2019 Distinguished Alumni Achievement Award nominee: Paul Robertson
Before his call to the bar and appointment to the bench, Justice Paul Robertson graduated with a Bachelor of Environmental Studies from the University of Waterloo. Law was not a goal or a pre-chartered path for Paul. Urban development to him was an opportunity to make a real impact in people’s lives. It was his dream job.
Paul ascribes his piqued interest in law to his attendance at hearings before the Environmental Assessment Board. He decided to attend law school so that he could represent parties proposing or opposing development. When he got there, however, he discovered his passion for criminal law – the process of advocacy, and the marshaling of evidence to make a point is what truly interested him.
“There is no better nor active an advocate than a criminal lawyer. Unlike their civil counterparts, a criminal lawyer is in court every day advocating for their client or for the Crown. I was sold.”
Paul went on to become Assistant Crown Attorney, and briefly an Acting Deputy Crown Attorney before joining the defence bar. He conducted one of the first Not Criminally Responsible hearings following the Supreme Court of Canada’s decision on the rights of the mentally ill in their criminal defence (R. v. Swain).

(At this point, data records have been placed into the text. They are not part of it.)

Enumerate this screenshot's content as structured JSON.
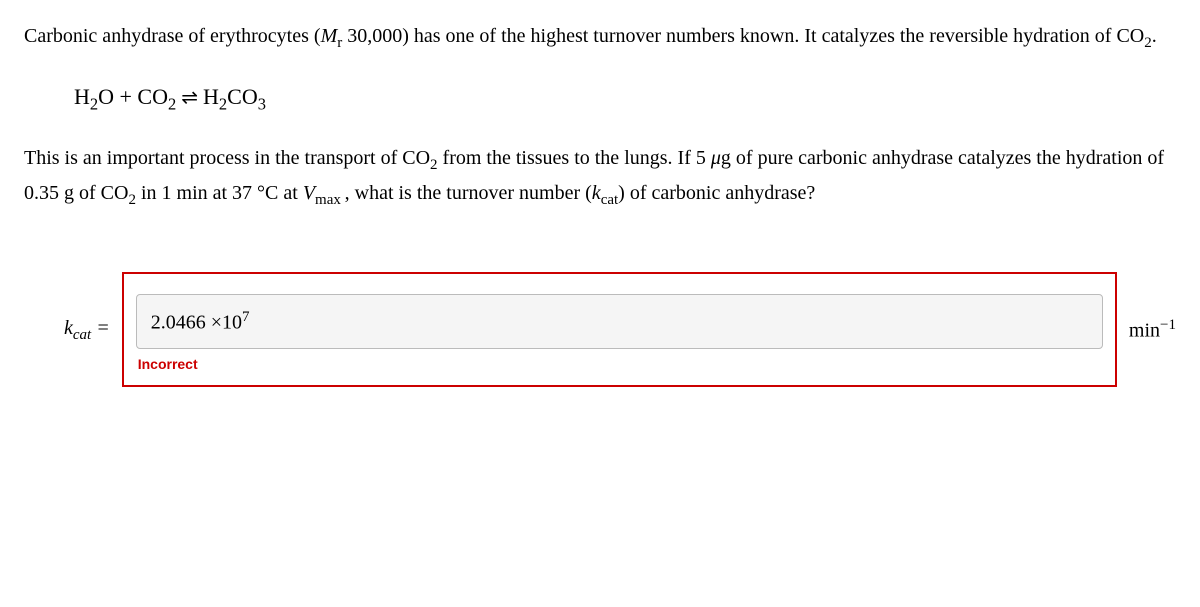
{
  "question": {
    "intro_part1": "Carbonic anhydrase of erythrocytes (",
    "mr_label": "M",
    "mr_sub": "r",
    "intro_part2": " 30,000) has one of the highest turnover numbers known. It catalyzes the reversible hydration of CO",
    "co2_sub": "2",
    "intro_end": ".",
    "equation": {
      "h2o_h": "H",
      "h2o_sub": "2",
      "h2o_o": "O + CO",
      "co2_sub": "2",
      "arrows": " ⇌ ",
      "h2co3_h": "H",
      "h2co3_sub2": "2",
      "h2co3_co": "CO",
      "h2co3_sub3": "3"
    },
    "continuation_part1": "This is an important process in the transport of CO",
    "continuation_co2_sub": "2",
    "continuation_part2": " from the tissues to the lungs. If 5 ",
    "mu": "μ",
    "continuation_part3": "g of pure carbonic anhydrase catalyzes the hydration of 0.35 g of CO",
    "continuation_co2_sub2": "2",
    "continuation_part4": " in 1 min at 37 °C at ",
    "vmax_v": "V",
    "vmax_sub": "max ",
    "continuation_part5": ", what is the turnover number (",
    "kcat_k": "k",
    "kcat_sub": "cat",
    "continuation_part6": ") of carbonic anhydrase?"
  },
  "answer": {
    "kcat_label_k": "k",
    "kcat_label_sub": "cat",
    "kcat_equals": " = ",
    "input_value_base": "2.0466 ×10",
    "input_value_exp": "7",
    "feedback": "Incorrect",
    "unit_base": "min",
    "unit_exp": "−1"
  }
}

In 2003, this Waterloo grad became the Honourable Mr. Justice Paul Robertson. The suggestion to apply for a judicial appointment surprised him; to become a judge seemed to sacrifice advocacy, but he realized that being the decision-maker held its own appeal. Over the past 16 years presiding over Toronto’s criminal cases, including one of the largest preliminary inquiries in Canadian history, the prosecution of the notorious street gang, the Galloway Boyz, Paul has had a real impact on people’s lives every day. It is his dream job.
Planning and the courses he took at Waterloo taught Paul a great deal about how to consider problems holistically – a perspective he employs daily.
“Judging may appear easy to those outside the justice system. The media reports only the crime. It doesn’t tell you about the person – how they got to where they are - their challenges; their struggle with mental health; their addictions – their life story….and to address the ultimate question: how do we deal with the person so as to minimize the chances they will come back? ”
Paul has served the legal profession outside the courtroom as much as he has within it. Currently, Paul is representing the Court in the design of the New Toronto Court House where he gets to draw upon his urban planning background which he is thrilled about. For his extensive work with the Ontario Bar Association and legal profession in Ontario, Paul was awarded the OBA’s Linda Adlam Manning Award for Volunteerism.